Alguns dias parece que sou feita de tudo que é bom. Chuvas na madrugada de sábado com cheirinho de grama molhada e petricor, cobertores quentinhos e uma xícara de chocolate quente, um abraço apertado, um carinho na cabeça e um elogio de mãe. Muitas vezes um filme com um final bom, picolés de uva, dormir na rede ao som das ondas do mar quebrando e uma nota boa em uma prova que estudou muito. Também reencontrar um amigo, marcar de jantar fora, comer cookies com gotas de chocolate sem se preocupar com o peso na balança.
Tem dias que eu sou tudo isso e muito mais, dias em que todo meu corpo parece perfumado como uma flor, suave como suas pétalas e doce como o mel.

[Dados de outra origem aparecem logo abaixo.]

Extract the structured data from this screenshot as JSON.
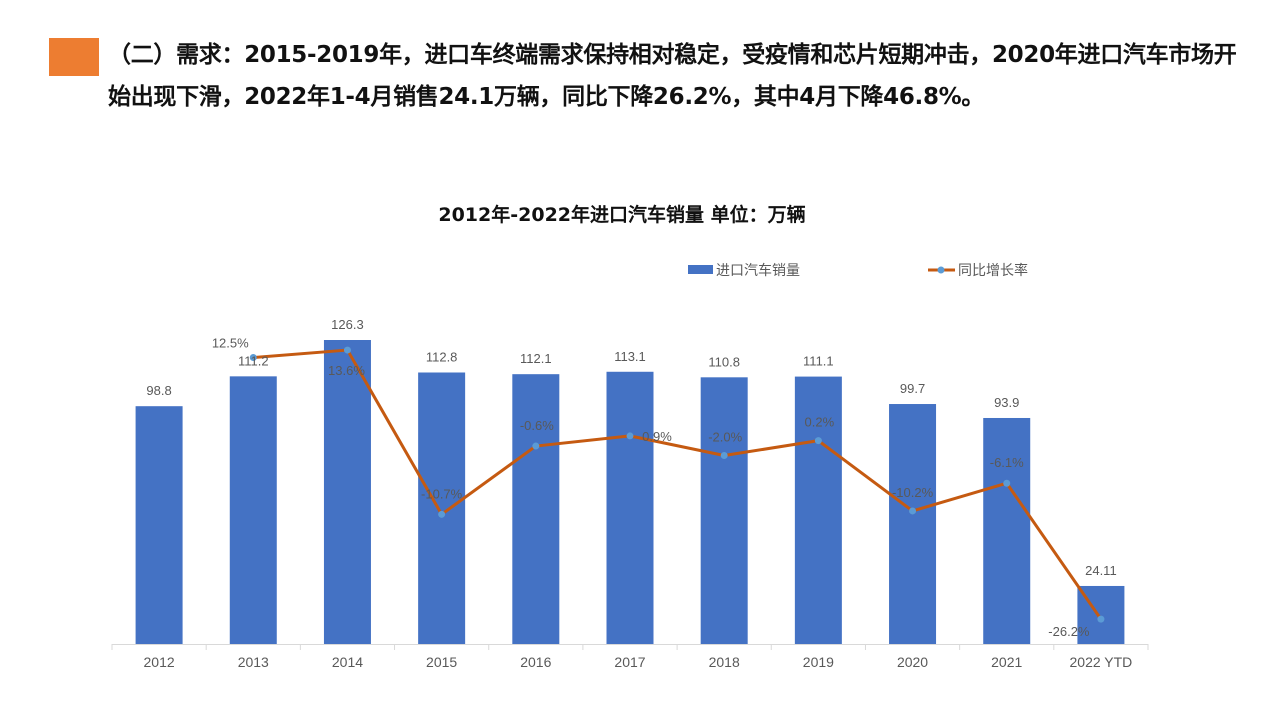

Dias em que meus lábios se esticam em sorriso muito antes de meus olhos se abrirem e tudo que falo parece cantado em uma voz de anjo. Nada é errado, nada é menos que puro e perfeito. Esses dias são como o gargalhar logo após a realização de uma piada, o arrepio de um cafuné. As lágrimas de orgulho que vêm nunca são salgadas e nada que eu digo é mentira.
Eu trato dias assim com muita reverência e carinho porque sei que, inevitavelmente, haverá os outros dias.
Alguns dias parece que sou feita de tudo que é ruim. Choros em silêncio para não acordar quem está dormindo, vazios no peito e calombos na garganta. Piadas preconceituosas, elogios mal-intencionados e toques não solicitados. Muitas vezes são compromissos desmarcados, amizades sendo dissolvidas com o tempo e o desinteresse, “tudo bem?” sem a vontade de saber a resposta, só para fingir que você ainda se importa. Também as brigas sem conciliação e relacionamentos que terminam sem um ponto final, um molde vazio.
Tem dias que sou tão leve quanto uma rocha, tão suave quanto um espinho e tão doce quanto traição. Dias em que começo a me contorcer em dor e amargura antes mesmo de ver o teto do meu quarto, dias em que as estrelas no céu parecem explosivos que só estão esperando pelo melhor momento para me detonar. Tudo é bagunçado e incerto e assustador. Esses dias são como o engasgar no meio de uma frase, com a realização de que ninguém no cômodo se interessa pelo que você tem a dizer, o ardido de uma cicatriz recém feita. O sangue que jorra sempre é vermelho vinho e tem gosto de veneno.
Mas tem vezes, ainda, que sou tudo junto e misturado. Sou o aperto no coração e a sensação de perder o chão seguido do alívio ao ver um rosto conhecido na multidão esmagadora, a mão calejada que conforta a minha na fila de uma montanha russa, o puxão de orelha para meu próprio bem. Às vezes o mel nem sempre é tão doce, mas, ah, ainda é comestível, e nem todo veneno que engulo me mata.
Meus melhores dias normalmente são esses. Eu aprendi que nada que é perfeito e puro como uma flor dura para sempre e, também, que nada que é doloroso como um espinho machuca para sempre. Eu aprendi que minha vida não precisa ser sempre 8 ou 80, ou que eu preciso estar sorrindo desde o momento que acordei para fazer o dia ou a vida valer a pena.
Eu aproveito o que a vida me dá, seja um limão ou um bilhete premiado. Quem decide a cor que a minha vida tem sou eu e eu cansei dela ser preta e branca. Que venham os dias confusos e assustadores, eu usarei meu pincel e os colorirei do mais lindo rosa que eu puder.